Form. $$7 + \sqrt{14} = a^2 + 2ab\sqrt{c} + b^2c$$

$a^2 + b^2c = 7$ and $2ab = 1$, and $c = 14$

But that doesn't seem right as $a, b,$ wont be integers?

Set $r=\sqrt{7+\sqrt{14}}$; then $r^2=7+\sqrt{14}$ and so $$ 14=r^4-14r^2+49 $$ or $$ r^4-14r^2+35=0 $$ The polynomial $X^4-14X^2+35=0$ is irreducible over the rational numbers by Eisenstein's criterion (with $7$), so the degree of $r$ over the rationals is $4$. A number of the form $a+b\sqrt{c}$ with rational $a,b,c$ has degree $2$ over the rationals.

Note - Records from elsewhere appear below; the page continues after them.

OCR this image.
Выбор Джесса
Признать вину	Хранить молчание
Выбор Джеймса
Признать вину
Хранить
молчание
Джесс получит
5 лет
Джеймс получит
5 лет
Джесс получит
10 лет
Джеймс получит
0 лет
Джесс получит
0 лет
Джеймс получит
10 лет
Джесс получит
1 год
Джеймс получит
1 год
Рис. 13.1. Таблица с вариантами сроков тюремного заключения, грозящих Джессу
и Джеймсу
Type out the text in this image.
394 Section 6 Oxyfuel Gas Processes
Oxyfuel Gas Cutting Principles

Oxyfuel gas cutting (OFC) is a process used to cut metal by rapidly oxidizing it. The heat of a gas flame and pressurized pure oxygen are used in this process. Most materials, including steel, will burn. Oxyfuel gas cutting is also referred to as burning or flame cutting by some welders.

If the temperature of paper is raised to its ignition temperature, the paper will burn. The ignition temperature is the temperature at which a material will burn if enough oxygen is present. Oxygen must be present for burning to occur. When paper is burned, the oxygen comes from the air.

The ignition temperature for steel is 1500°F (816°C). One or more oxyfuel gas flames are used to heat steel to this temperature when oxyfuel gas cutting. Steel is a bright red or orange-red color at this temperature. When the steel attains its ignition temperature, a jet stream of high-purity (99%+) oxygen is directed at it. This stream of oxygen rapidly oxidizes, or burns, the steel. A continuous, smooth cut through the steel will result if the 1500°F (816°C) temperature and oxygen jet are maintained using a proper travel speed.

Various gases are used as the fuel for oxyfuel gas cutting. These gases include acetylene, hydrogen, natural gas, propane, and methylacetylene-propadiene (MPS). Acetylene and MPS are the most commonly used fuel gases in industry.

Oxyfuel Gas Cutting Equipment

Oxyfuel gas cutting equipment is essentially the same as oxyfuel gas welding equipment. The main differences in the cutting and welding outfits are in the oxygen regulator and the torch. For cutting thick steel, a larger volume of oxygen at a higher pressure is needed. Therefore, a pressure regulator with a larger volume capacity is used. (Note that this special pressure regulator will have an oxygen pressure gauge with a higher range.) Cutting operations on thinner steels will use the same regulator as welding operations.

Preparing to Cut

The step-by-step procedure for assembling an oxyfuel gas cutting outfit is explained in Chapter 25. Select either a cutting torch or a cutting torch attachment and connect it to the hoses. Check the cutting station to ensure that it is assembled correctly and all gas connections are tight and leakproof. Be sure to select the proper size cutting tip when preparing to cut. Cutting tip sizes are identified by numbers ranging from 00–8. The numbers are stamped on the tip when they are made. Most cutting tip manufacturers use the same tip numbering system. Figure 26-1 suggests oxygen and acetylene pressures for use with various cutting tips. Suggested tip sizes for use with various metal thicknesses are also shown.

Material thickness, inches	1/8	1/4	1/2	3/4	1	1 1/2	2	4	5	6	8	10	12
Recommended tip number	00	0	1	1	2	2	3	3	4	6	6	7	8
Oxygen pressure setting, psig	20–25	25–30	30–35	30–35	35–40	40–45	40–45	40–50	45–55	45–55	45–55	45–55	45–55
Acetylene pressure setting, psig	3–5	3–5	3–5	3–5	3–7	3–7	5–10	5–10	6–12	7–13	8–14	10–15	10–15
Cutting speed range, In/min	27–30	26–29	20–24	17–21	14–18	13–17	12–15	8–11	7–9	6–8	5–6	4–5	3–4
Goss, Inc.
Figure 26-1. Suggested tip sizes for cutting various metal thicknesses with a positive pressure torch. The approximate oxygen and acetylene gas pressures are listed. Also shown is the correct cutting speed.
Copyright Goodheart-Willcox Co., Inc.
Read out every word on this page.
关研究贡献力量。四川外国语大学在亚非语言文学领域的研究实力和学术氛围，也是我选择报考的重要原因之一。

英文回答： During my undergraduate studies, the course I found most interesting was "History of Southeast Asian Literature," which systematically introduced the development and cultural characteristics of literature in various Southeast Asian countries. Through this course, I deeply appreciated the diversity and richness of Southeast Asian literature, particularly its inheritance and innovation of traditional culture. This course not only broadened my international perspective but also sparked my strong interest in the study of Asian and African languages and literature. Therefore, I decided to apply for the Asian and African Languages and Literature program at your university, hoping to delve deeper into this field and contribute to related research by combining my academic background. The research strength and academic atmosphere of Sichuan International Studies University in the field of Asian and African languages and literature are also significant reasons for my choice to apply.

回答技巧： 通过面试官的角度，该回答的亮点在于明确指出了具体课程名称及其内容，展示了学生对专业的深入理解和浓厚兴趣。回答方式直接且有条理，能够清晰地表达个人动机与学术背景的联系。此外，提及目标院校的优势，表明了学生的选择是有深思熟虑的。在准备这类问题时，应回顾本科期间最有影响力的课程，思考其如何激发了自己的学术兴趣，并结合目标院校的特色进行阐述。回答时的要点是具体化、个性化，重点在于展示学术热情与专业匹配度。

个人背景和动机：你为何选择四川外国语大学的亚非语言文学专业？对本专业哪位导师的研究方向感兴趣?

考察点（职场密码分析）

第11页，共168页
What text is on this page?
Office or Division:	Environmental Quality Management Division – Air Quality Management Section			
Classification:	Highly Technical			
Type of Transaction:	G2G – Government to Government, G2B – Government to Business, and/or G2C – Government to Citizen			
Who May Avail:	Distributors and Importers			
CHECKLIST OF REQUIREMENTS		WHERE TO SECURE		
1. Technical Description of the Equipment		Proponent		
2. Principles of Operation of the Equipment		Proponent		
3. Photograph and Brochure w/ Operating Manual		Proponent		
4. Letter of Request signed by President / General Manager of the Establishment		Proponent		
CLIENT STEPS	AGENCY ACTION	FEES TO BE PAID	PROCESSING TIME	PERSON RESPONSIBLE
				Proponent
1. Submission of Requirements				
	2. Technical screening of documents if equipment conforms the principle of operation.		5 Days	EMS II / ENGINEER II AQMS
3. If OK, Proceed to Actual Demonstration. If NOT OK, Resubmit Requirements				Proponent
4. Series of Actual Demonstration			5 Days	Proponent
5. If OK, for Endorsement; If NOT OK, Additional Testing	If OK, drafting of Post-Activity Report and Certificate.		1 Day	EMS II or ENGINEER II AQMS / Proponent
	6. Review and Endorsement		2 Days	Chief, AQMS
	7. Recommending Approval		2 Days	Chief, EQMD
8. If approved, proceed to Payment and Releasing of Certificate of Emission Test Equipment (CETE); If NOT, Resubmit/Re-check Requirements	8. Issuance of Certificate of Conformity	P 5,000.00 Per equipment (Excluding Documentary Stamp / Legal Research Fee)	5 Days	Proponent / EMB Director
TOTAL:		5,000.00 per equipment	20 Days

Therefore you can't find rational $a,b,c$ that satisfy your request.

A simple way to see if a double radical $\sqrt{a\pm \sqrt{b}}$ can be denested is to check if $a^2-b$ is a perfect square. In this case we have: $$ \sqrt{a\pm \sqrt{b}}=\sqrt{\dfrac{a+ \sqrt{a^2-b}}{2}}\pm\sqrt{\dfrac{a- \sqrt{a^2-b}}{2}} $$ (you can easely verify this identity).

In this case $a^2-b=35$ is not a perfect square.

Note that if $\sqrt{a+\sqrt{b}}$ can be denested than $a^2-b$ must be positive since, by: $$ \sqrt{a+\sqrt{b}})= \sqrt{p}+\sqrt{q} $$ we have (squaring) $$ a+\sqrt{b}=p+q+2\sqrt{pq} $$ and for $a,b,q,p \in \mathbb{Q}$ this implies: $$ p+q=a \qquad \land \qquad \sqrt{b}=2\sqrt{pq} \iff pq=b/4 $$ this means that $p$ and $q$ are solutions of the equation $ x^2-ax+b/4=0$ that has rational solutions only if $\Delta=a^2-b>0$